# 1.6 Systems of ODE's and Eigenvalue Stability

## 1.6.2 Linear Constant Coefficient Systems

The analysis of numerical methods applied to linear, constant coefficient systems can provide significant insight into the behavior of numerical methods for nonlinear problems. Consider the following problem,

 $u_ t = A u, \label{equ:ODElinear_ sys}$ (1.90)

where $$A$$ is a $$d \times d$$ matrix.

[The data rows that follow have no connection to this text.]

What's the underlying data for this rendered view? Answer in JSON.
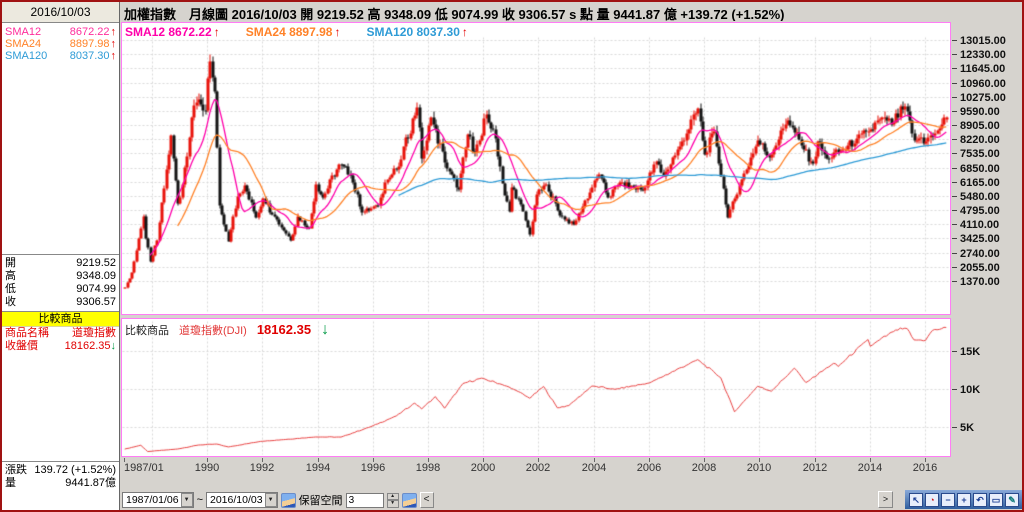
{
  "window": {
    "header": "加權指數　月線圖  2016/10/03  開 9219.52  高 9348.09  低 9074.99  收 9306.57 s 點  量 9441.87 億  +139.72 (+1.52%)"
  },
  "colors": {
    "panel_border": "#ff7cf5",
    "grid": "#d9d9d9",
    "up_candle": "#e8140c",
    "down_candle": "#161616",
    "sma12": "#ff00aa",
    "sma24": "#ff8228",
    "sma120": "#2e9bd6",
    "dow_line": "#e84040",
    "red_text": "#e00000",
    "green_arrow": "#009944",
    "yellow_header": "#ffff00"
  },
  "sidebar": {
    "date": "2016/10/03",
    "sma": [
      {
        "label": "SMA12",
        "value": "8672.22",
        "arrow": "↑",
        "color": "#ff2d9b"
      },
      {
        "label": "SMA24",
        "value": "8897.98",
        "arrow": "↑",
        "color": "#ff8228"
      },
      {
        "label": "SMA120",
        "value": "8037.30",
        "arrow": "↑",
        "color": "#2e9bd6"
      }
    ],
    "ohlc": [
      {
        "label": "開",
        "value": "9219.52"
      },
      {
        "label": "高",
        "value": "9348.09"
      },
      {
        "label": "低",
        "value": "9074.99"
      },
      {
        "label": "收",
        "value": "9306.57"
      }
    ],
    "compare_header": "比較商品",
    "compare_rows": [
      {
        "label": "商品名稱",
        "value": "道瓊指數",
        "arrow": ""
      },
      {
        "label": "收盤價",
        "value": "18162.35",
        "arrow": "↓"
      }
    ],
    "change_label": "漲跌",
    "change_value": "139.72 (+1.52%)",
    "volume_label": "量",
    "volume_value": "9441.87億"
  },
  "legend": {
    "arrow": "↑",
    "items": [
      {
        "text": "SMA12 8672.22",
        "color": "#ff00aa"
      },
      {
        "text": "SMA24 8897.98",
        "color": "#ff8228"
      },
      {
        "text": "SMA120 8037.30",
        "color": "#2e9bd6"
      }
    ]
  },
  "compare_panel": {
    "label": "比較商品",
    "name": "道瓊指數(DJI)",
    "value": "18162.35",
    "arrow": "↓"
  },
  "statusbar": {
    "start_date": "1987/01/06",
    "tilde": "~",
    "end_date": "2016/10/03",
    "dropdown_glyph": "▼",
    "reserve_label": "保留空間",
    "reserve_value": "3",
    "spin_up": "▲",
    "spin_down": "▼",
    "back_button": "<",
    "scroll_right": ">"
  },
  "toolbar": {
    "buttons": [
      {
        "name": "cursor-icon",
        "glyph": "↖",
        "color": "#1c3f94"
      },
      {
        "name": "clock-icon",
        "glyph": "◔",
        "color": "#cc1111"
      },
      {
        "name": "zoom-out-icon",
        "glyph": "−",
        "color": "#1c3f94"
      },
      {
        "name": "zoom-in-icon",
        "glyph": "+",
        "color": "#1c3f94"
      },
      {
        "name": "undo-icon",
        "glyph": "↶",
        "color": "#1c3f94"
      },
      {
        "name": "frame-icon",
        "glyph": "▭",
        "color": "#1c3f94"
      },
      {
        "name": "pencil-icon",
        "glyph": "✎",
        "color": "#0f7a7a"
      }
    ]
  },
  "chart_data": [
    {
      "type": "candlestick",
      "title": "加權指數 月線圖 (TAIEX monthly)",
      "x_start": "1987/01",
      "x_end": "2016/10",
      "y_ticks": [
        13015,
        12330,
        11645,
        10960,
        10275,
        9590,
        8905,
        8220,
        7535,
        6850,
        6165,
        5480,
        4795,
        4110,
        3425,
        2740,
        2055,
        1370
      ],
      "x_tick_labels": [
        "1987/01",
        "1990",
        "1992",
        "1994",
        "1996",
        "1998",
        "2000",
        "2002",
        "2004",
        "2006",
        "2008",
        "2010",
        "2012",
        "2014",
        "2016"
      ],
      "up_color": "#e8140c",
      "down_color": "#161616",
      "series": [
        {
          "name": "SMA12",
          "window": 12,
          "color": "#ff00aa"
        },
        {
          "name": "SMA24",
          "window": 24,
          "color": "#ff8228"
        },
        {
          "name": "SMA120",
          "window": 120,
          "color": "#2e9bd6"
        }
      ],
      "anchors": [
        [
          "1987/01",
          1063
        ],
        [
          "1987/04",
          1800
        ],
        [
          "1987/09",
          4529
        ],
        [
          "1987/10",
          3460
        ],
        [
          "1987/12",
          2339
        ],
        [
          "1988/03",
          3373
        ],
        [
          "1988/09",
          8402
        ],
        [
          "1988/12",
          5119
        ],
        [
          "1989/02",
          6049
        ],
        [
          "1989/06",
          9308
        ],
        [
          "1989/09",
          10180
        ],
        [
          "1989/12",
          9624
        ],
        [
          "1990/02",
          11983
        ],
        [
          "1990/04",
          10530
        ],
        [
          "1990/06",
          5049
        ],
        [
          "1990/10",
          3318
        ],
        [
          "1990/12",
          4530
        ],
        [
          "1991/02",
          5500
        ],
        [
          "1991/05",
          6000
        ],
        [
          "1991/10",
          4460
        ],
        [
          "1992/01",
          5391
        ],
        [
          "1992/06",
          4524
        ],
        [
          "1992/11",
          3700
        ],
        [
          "1993/01",
          3375
        ],
        [
          "1993/04",
          4500
        ],
        [
          "1993/09",
          3950
        ],
        [
          "1993/12",
          6070
        ],
        [
          "1994/03",
          5415
        ],
        [
          "1994/10",
          7025
        ],
        [
          "1995/03",
          6510
        ],
        [
          "1995/08",
          4700
        ],
        [
          "1996/03",
          5032
        ],
        [
          "1996/06",
          6156
        ],
        [
          "1996/12",
          6934
        ],
        [
          "1997/02",
          7875
        ],
        [
          "1997/08",
          9757
        ],
        [
          "1997/10",
          7300
        ],
        [
          "1997/12",
          8187
        ],
        [
          "1998/02",
          9277
        ],
        [
          "1998/09",
          6833
        ],
        [
          "1999/02",
          5798
        ],
        [
          "1999/06",
          8467
        ],
        [
          "1999/09",
          7598
        ],
        [
          "1999/12",
          8448
        ],
        [
          "2000/02",
          9435
        ],
        [
          "2000/06",
          8265
        ],
        [
          "2000/10",
          5544
        ],
        [
          "2000/12",
          4739
        ],
        [
          "2001/01",
          5936
        ],
        [
          "2001/04",
          5350
        ],
        [
          "2001/09",
          3636
        ],
        [
          "2001/12",
          5551
        ],
        [
          "2002/04",
          6065
        ],
        [
          "2002/10",
          4579
        ],
        [
          "2003/04",
          4139
        ],
        [
          "2003/12",
          5890
        ],
        [
          "2004/03",
          6522
        ],
        [
          "2004/07",
          5420
        ],
        [
          "2004/12",
          6139
        ],
        [
          "2005/10",
          5764
        ],
        [
          "2006/04",
          7171
        ],
        [
          "2006/07",
          6454
        ],
        [
          "2007/02",
          7901
        ],
        [
          "2007/10",
          9711
        ],
        [
          "2008/01",
          7521
        ],
        [
          "2008/05",
          8619
        ],
        [
          "2008/11",
          4460
        ],
        [
          "2009/04",
          5992
        ],
        [
          "2009/12",
          8188
        ],
        [
          "2010/05",
          7374
        ],
        [
          "2010/12",
          8972
        ],
        [
          "2011/01",
          9145
        ],
        [
          "2011/08",
          7741
        ],
        [
          "2011/12",
          7072
        ],
        [
          "2012/02",
          8121
        ],
        [
          "2012/06",
          7296
        ],
        [
          "2012/12",
          7700
        ],
        [
          "2013/06",
          8062
        ],
        [
          "2013/12",
          8611
        ],
        [
          "2014/07",
          9315
        ],
        [
          "2014/10",
          8974
        ],
        [
          "2015/04",
          9820
        ],
        [
          "2015/08",
          8174
        ],
        [
          "2015/11",
          8320
        ],
        [
          "2016/01",
          8145
        ],
        [
          "2016/05",
          8535
        ],
        [
          "2016/10",
          9307
        ]
      ],
      "last_bar": {
        "date": "2016/10/03",
        "open": 9219.52,
        "high": 9348.09,
        "low": 9074.99,
        "close": 9306.57
      }
    },
    {
      "type": "line",
      "title": "比較商品 道瓊指數(DJI)",
      "name": "道瓊指數(DJI)",
      "color": "#e84040",
      "y_ticks": [
        {
          "value": 15000,
          "label": "15K"
        },
        {
          "value": 10000,
          "label": "10K"
        },
        {
          "value": 5000,
          "label": "5K"
        }
      ],
      "last_value": 18162.35,
      "anchors": [
        [
          "1987/01",
          2158
        ],
        [
          "1987/08",
          2663
        ],
        [
          "1987/11",
          1834
        ],
        [
          "1988/12",
          2169
        ],
        [
          "1989/09",
          2693
        ],
        [
          "1990/05",
          2820
        ],
        [
          "1990/10",
          2442
        ],
        [
          "1991/12",
          3169
        ],
        [
          "1993/12",
          3754
        ],
        [
          "1994/11",
          3739
        ],
        [
          "1995/12",
          5117
        ],
        [
          "1996/11",
          6522
        ],
        [
          "1997/07",
          8223
        ],
        [
          "1997/10",
          7442
        ],
        [
          "1998/04",
          9063
        ],
        [
          "1998/08",
          7539
        ],
        [
          "1999/04",
          10789
        ],
        [
          "1999/12",
          11497
        ],
        [
          "2000/09",
          10651
        ],
        [
          "2001/03",
          9879
        ],
        [
          "2001/09",
          8848
        ],
        [
          "2002/03",
          10404
        ],
        [
          "2002/09",
          7592
        ],
        [
          "2003/02",
          7891
        ],
        [
          "2003/12",
          10454
        ],
        [
          "2004/10",
          10027
        ],
        [
          "2006/01",
          10865
        ],
        [
          "2007/10",
          13930
        ],
        [
          "2008/08",
          11544
        ],
        [
          "2009/02",
          7063
        ],
        [
          "2009/12",
          10428
        ],
        [
          "2010/06",
          9774
        ],
        [
          "2011/04",
          12811
        ],
        [
          "2011/09",
          10913
        ],
        [
          "2012/09",
          13437
        ],
        [
          "2012/11",
          13026
        ],
        [
          "2013/12",
          16577
        ],
        [
          "2014/01",
          15699
        ],
        [
          "2014/12",
          17823
        ],
        [
          "2015/05",
          18011
        ],
        [
          "2015/08",
          16528
        ],
        [
          "2016/01",
          16466
        ],
        [
          "2016/04",
          17774
        ],
        [
          "2016/10",
          18162
        ]
      ]
    }
  ]
}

Assuming that a complete set of eigenvectors exists, the matrix $$A$$ can be decomposed as,

 $A = R\Lambda R^{-1}, \qquad \Lambda = \mbox{diag}(\lambda _1, \lambda _2, \cdots , \lambda _ d), \qquad R = \left(\begin{array}{c|c|c|c|c}r_1 & r_2 & r_3 & \cdots & r_ d \\ \end{array}\right) \label{equ:eigen}$ (1.91)

The solution to Equation 1.90 can be derived as follows,

 $$\displaystyle u_ t$$ $$\displaystyle =$$ $$\displaystyle A u$$ (1.92) $$\displaystyle u_ t$$ $$\displaystyle =$$ $$\displaystyle R\Lambda R^{-1} u$$ (1.93) $$\displaystyle R^{-1} u_ t$$ $$\displaystyle =$$ $$\displaystyle \Lambda R^{-1} u$$ (1.94)

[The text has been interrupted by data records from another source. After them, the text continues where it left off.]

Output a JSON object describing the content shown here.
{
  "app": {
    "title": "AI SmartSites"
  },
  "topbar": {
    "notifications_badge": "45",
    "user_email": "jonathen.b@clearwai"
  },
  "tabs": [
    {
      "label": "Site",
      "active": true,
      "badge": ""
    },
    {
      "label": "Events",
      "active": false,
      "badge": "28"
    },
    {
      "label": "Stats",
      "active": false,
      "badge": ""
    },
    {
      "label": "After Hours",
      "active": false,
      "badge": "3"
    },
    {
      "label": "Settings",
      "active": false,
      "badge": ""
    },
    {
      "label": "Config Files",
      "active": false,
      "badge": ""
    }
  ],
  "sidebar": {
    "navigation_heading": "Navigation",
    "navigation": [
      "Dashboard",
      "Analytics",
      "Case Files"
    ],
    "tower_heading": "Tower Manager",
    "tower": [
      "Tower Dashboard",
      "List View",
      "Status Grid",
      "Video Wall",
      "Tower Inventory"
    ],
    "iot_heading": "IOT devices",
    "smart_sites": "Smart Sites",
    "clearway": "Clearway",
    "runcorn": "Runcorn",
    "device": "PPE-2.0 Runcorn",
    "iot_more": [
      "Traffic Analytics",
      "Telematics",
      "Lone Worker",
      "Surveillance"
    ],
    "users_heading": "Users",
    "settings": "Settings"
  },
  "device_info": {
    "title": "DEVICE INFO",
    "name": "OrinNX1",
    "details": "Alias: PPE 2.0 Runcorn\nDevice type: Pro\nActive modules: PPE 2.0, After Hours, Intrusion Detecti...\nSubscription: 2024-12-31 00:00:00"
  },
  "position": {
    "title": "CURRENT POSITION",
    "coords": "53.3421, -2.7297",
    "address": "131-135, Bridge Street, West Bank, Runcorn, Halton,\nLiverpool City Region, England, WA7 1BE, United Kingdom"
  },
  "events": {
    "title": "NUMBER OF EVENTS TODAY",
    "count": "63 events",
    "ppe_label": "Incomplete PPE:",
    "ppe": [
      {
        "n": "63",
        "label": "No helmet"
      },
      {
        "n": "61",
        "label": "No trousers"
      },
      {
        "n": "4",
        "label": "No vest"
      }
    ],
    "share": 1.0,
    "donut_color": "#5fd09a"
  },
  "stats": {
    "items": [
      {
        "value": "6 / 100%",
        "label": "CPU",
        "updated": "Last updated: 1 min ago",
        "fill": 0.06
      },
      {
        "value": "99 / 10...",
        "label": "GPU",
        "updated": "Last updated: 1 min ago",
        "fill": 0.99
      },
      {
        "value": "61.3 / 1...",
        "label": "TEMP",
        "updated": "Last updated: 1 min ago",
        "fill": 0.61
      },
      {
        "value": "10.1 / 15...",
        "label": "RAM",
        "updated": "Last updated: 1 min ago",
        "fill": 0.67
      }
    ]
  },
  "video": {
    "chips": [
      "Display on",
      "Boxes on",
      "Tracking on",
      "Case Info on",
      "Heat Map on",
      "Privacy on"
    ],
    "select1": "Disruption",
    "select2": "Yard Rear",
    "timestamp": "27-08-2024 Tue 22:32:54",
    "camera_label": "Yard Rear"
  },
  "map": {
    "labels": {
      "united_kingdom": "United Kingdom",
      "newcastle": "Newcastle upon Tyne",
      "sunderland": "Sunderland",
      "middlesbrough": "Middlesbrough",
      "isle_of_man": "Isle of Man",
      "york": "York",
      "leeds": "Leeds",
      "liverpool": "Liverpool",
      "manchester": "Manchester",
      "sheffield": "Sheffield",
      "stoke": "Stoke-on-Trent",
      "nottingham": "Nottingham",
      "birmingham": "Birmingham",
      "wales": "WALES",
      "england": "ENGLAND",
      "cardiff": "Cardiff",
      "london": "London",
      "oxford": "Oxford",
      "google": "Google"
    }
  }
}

Then, defining $$w = R^{-1} u$$,

 $w_ t = \Lambda w.$ (1.95)

Since $$\Lambda$$ is a diagonal matrix, this system of equations is actually uncoupled from each other, so that each of the eigenmodes has its own independent evolution equation,

 $(w_ j)_ t = \lambda _ j w_ j, \qquad \mbox{for each } j = 1 \mbox{ to } d$ (1.96)

Since each of the eigenmodes has a solution $$w_ j(t) = w_ j(0)\exp (\lambda _ j t)$$, then the solution for $$u(t)$$ can be written as,

 $u(t) = \sum _{j=1}^ d w_ j(0) r_ j e^{\lambda _ j t}. \label{equ:ODElinear_ sys_ solution}$ (1.97)

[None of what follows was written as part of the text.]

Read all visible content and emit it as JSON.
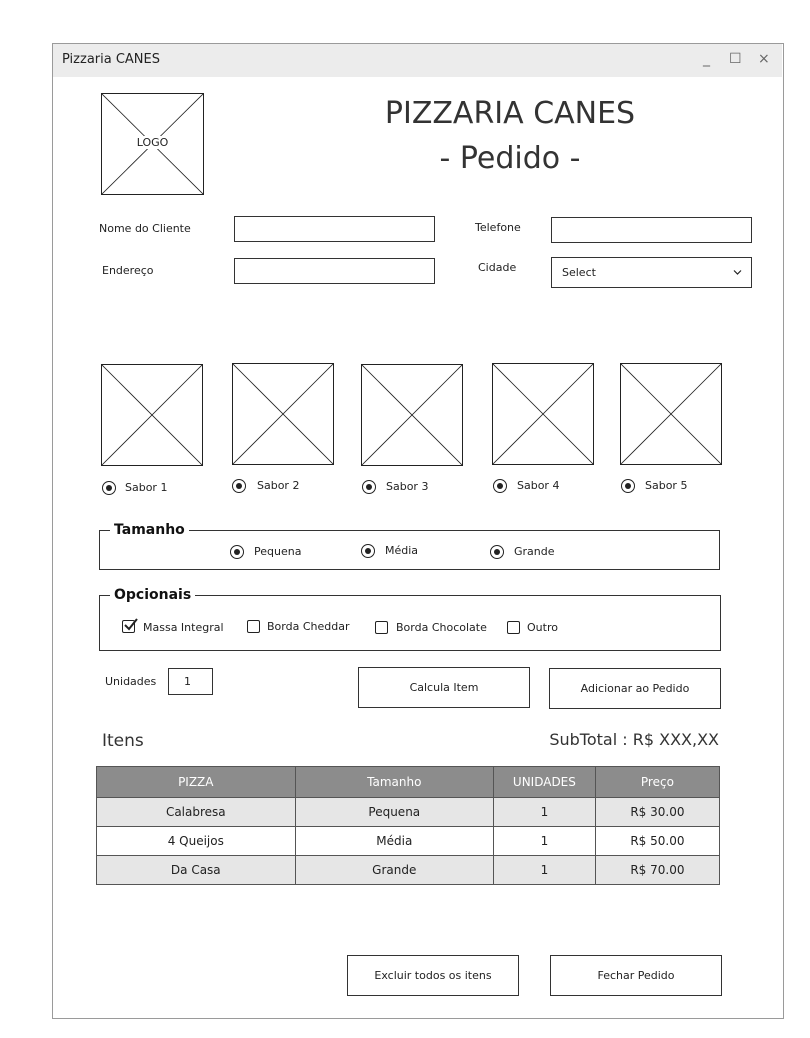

Note that the eigenvalues are in general complex, $$\lambda _ j = {\lambda _ j}_ r + i {\lambda _ j}_ i$$. The imaginary part of the eigenvalues determines the frequency of oscillations, and the real part of the eigenvalues determines the growth or decay rate. Specifically,

 $e^{\lambda t} = e^{(\lambda _ r + i \lambda _ i)t} = \left(\cos \lambda _ i t + i\sin \lambda _ i t\right) e^{ \lambda _ r t}.$ (1.98)

Thus, when $$\lambda _ r > 0$$, the solution will grow unbounded as $$t \rightarrow \infty$$.